A$_{1}$ B$_{1}$ C$_{1}$ A$_{2}$ _ _
For the fifth seat, we have 2 choices, and then 1 for the sixth.
Thus $6*4*2*1*2*1 = 96$ possibilities for this case.
Case 2.2: B$_{2}$ sits fourth.
A$_{1}$ B$_{1}$ C$_{1}$ B$_{2}$ _ _
For the fifth seat, there is only one possibility: A$_{2}$, since otherwise A$_{2}$ would be in the sixth seat, which is adjacent to the first (the table is circular). Of course there is only one possibility for the sixth.

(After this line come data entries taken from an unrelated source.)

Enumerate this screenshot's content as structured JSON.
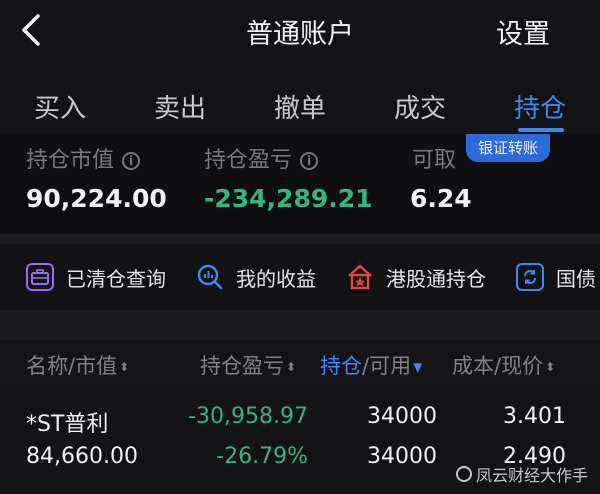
{
  "header": {
    "title": "普通账户",
    "settings_label": "设置"
  },
  "tabs": [
    {
      "label": "买入",
      "active": false
    },
    {
      "label": "卖出",
      "active": false
    },
    {
      "label": "撤单",
      "active": false
    },
    {
      "label": "成交",
      "active": false
    },
    {
      "label": "持仓",
      "active": true
    }
  ],
  "account": {
    "market_value_label": "持仓市值",
    "market_value": "90,224.00",
    "pnl_label": "持仓盈亏",
    "pnl": "-234,289.21",
    "withdrawable_label": "可取",
    "withdrawable": "6.24",
    "bank_transfer_label": "银证转账"
  },
  "quick_actions": [
    {
      "label": "已清仓查询",
      "icon": "briefcase-icon",
      "color": "#9a6cf0"
    },
    {
      "label": "我的收益",
      "icon": "chart-search-icon",
      "color": "#3d89f3"
    },
    {
      "label": "港股通持仓",
      "icon": "house-star-icon",
      "color": "#e2483f"
    },
    {
      "label": "国债",
      "icon": "refresh-icon",
      "color": "#3d89f3"
    }
  ],
  "table": {
    "headers": {
      "name": "名称/市值",
      "pnl": "持仓盈亏",
      "position": "持仓",
      "available": "/可用",
      "cost": "成本/现价"
    },
    "rows": [
      {
        "name": "*ST普利",
        "market_value": "84,660.00",
        "pnl": "-30,958.97",
        "pnl_pct": "-26.79%",
        "position": "34000",
        "available": "34000",
        "cost": "3.401",
        "price": "2.490"
      }
    ]
  },
  "watermark": "凤云财经大作手",
  "colors": {
    "accent": "#3d89f3",
    "loss": "#36b37e",
    "background": "#131316"
  }
}
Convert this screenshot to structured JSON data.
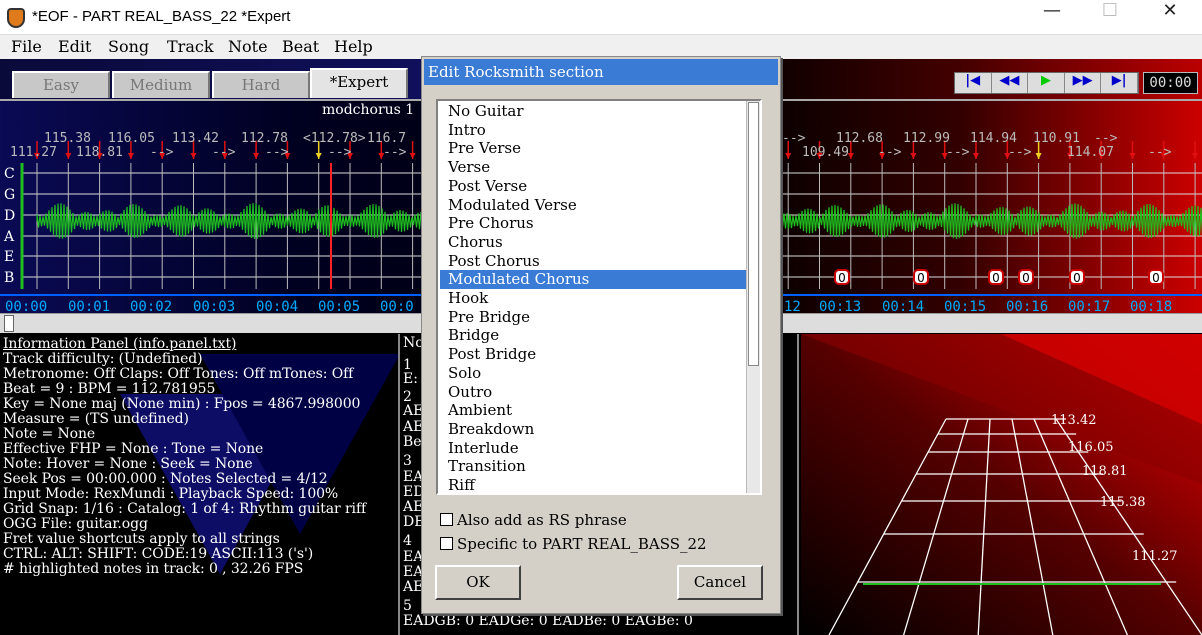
{
  "window": {
    "title": "*EOF - PART REAL_BASS_22  *Expert",
    "minimize": "—",
    "maximize": "☐",
    "close": "✕"
  },
  "menu": [
    "File",
    "Edit",
    "Song",
    "Track",
    "Note",
    "Beat",
    "Help"
  ],
  "difficulty_tabs": [
    {
      "label": "Easy",
      "active": false
    },
    {
      "label": "Medium",
      "active": false
    },
    {
      "label": "Hard",
      "active": false
    },
    {
      "label": "*Expert",
      "active": true
    }
  ],
  "transport": {
    "buttons": [
      "|◀",
      "◀◀",
      "▶",
      "▶▶",
      "▶|"
    ],
    "timecode": "00:00"
  },
  "editor": {
    "section_label": "modchorus 1",
    "string_labels": [
      "C",
      "G",
      "D",
      "A",
      "E",
      "B"
    ],
    "tempo_row1": [
      "115.38",
      "116.05",
      "113.42",
      "112.78",
      "<112.78>",
      "116.7",
      "-->",
      "112.68",
      "112.99",
      "114.94",
      "110.91",
      "-->"
    ],
    "tempo_row2": [
      "111.27",
      "118.81",
      "-->",
      "-->",
      "-->",
      "-->",
      "-->",
      "109.49",
      "-->",
      "-->",
      "-->",
      "114.07",
      "-->"
    ],
    "time_labels": [
      "00:00",
      "00:01",
      "00:02",
      "00:03",
      "00:04",
      "00:05",
      "00:0",
      "12",
      "00:13",
      "00:14",
      "00:15",
      "00:16",
      "00:17",
      "00:18"
    ],
    "note_marker": "0"
  },
  "info_panel": {
    "lines": [
      "Information Panel (info.panel.txt)",
      "Track difficulty: (Undefined)",
      "Metronome: Off Claps: Off Tones: Off mTones: Off",
      "Beat = 9 : BPM = 112.781955",
      "Key = None maj (None min) : Fpos = 4867.998000",
      "Measure = (TS undefined)",
      "Note = None",
      "Effective FHP = None : Tone = None",
      "Note: Hover = None : Seek = None",
      "Seek Pos = 00:00.000 : Notes Selected = 4/12",
      "Input Mode: RexMundi : Playback Speed: 100%",
      "Grid Snap: 1/16 : Catalog: 1 of 4: Rhythm guitar riff",
      "OGG File: guitar.ogg",
      "Fret value shortcuts apply to all strings",
      "CTRL:   ALT:   SHIFT:   CODE:19  ASCII:113 ('s')",
      "# highlighted notes in track: 0 , 32.26 FPS"
    ]
  },
  "notes_panel": {
    "lines": [
      "No",
      "1",
      "E:",
      "2",
      "AE",
      "AE",
      "Be",
      "3",
      "EA",
      "ED",
      "AE",
      "DE",
      "4",
      "EA",
      "EA",
      "AE",
      "5",
      "EADGB: 0 EADGe: 0 EADBe: 0 EAGBe: 0"
    ]
  },
  "fretboard": {
    "tempo_labels": [
      "113.42",
      "116.05",
      "118.81",
      "115.38",
      "111.27"
    ]
  },
  "dialog": {
    "title": "Edit Rocksmith section",
    "sections": [
      "No Guitar",
      "Intro",
      "Pre Verse",
      "Verse",
      "Post Verse",
      "Modulated Verse",
      "Pre Chorus",
      "Chorus",
      "Post Chorus",
      "Modulated Chorus",
      "Hook",
      "Pre Bridge",
      "Bridge",
      "Post Bridge",
      "Solo",
      "Outro",
      "Ambient",
      "Breakdown",
      "Interlude",
      "Transition",
      "Riff"
    ],
    "selected_section": "Modulated Chorus",
    "checkbox_phrase": "Also add as RS phrase",
    "checkbox_specific": "Specific to PART REAL_BASS_22",
    "ok_label": "OK",
    "cancel_label": "Cancel"
  },
  "colors": {
    "selection": "#3a7bd5",
    "waveform": "#1fbf1f",
    "beat_marker": "#e01010",
    "time_label": "#00aaff"
  }
}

Thus there are $6*4*2*1*1*1 = 48$ ways for Case 2.2 to happen.
There are then $48+96+48 = 192$ possible seating arrangements. The probability of this happening is $\frac{192}{6!} = \frac{192}{720} = \frac{4}{15} \approx 0.267$
Best Answer
Just see how you can have no couples sitting together.
So let's say we have $112233$ that we need to mix up so that no two of the same are next to each other.
Start with two different ones:
$$12$$
The next can be a $1$, and then the rest is forced: $121323$
The next can also be a $3$, and then you have a few options: $123123, 123132, 123213, 123231$
OK, so that's $5$ options, but since the first two can be $12, 21, 13, 31, 23,$ or $32$ you get $6 \cdot5 = 30$ ways for this to happen .... out of $\frac{6!}{2!2!2!}=90$ total ways... giving you a probability of $$\frac{30}{90}=\frac{1}{3}$$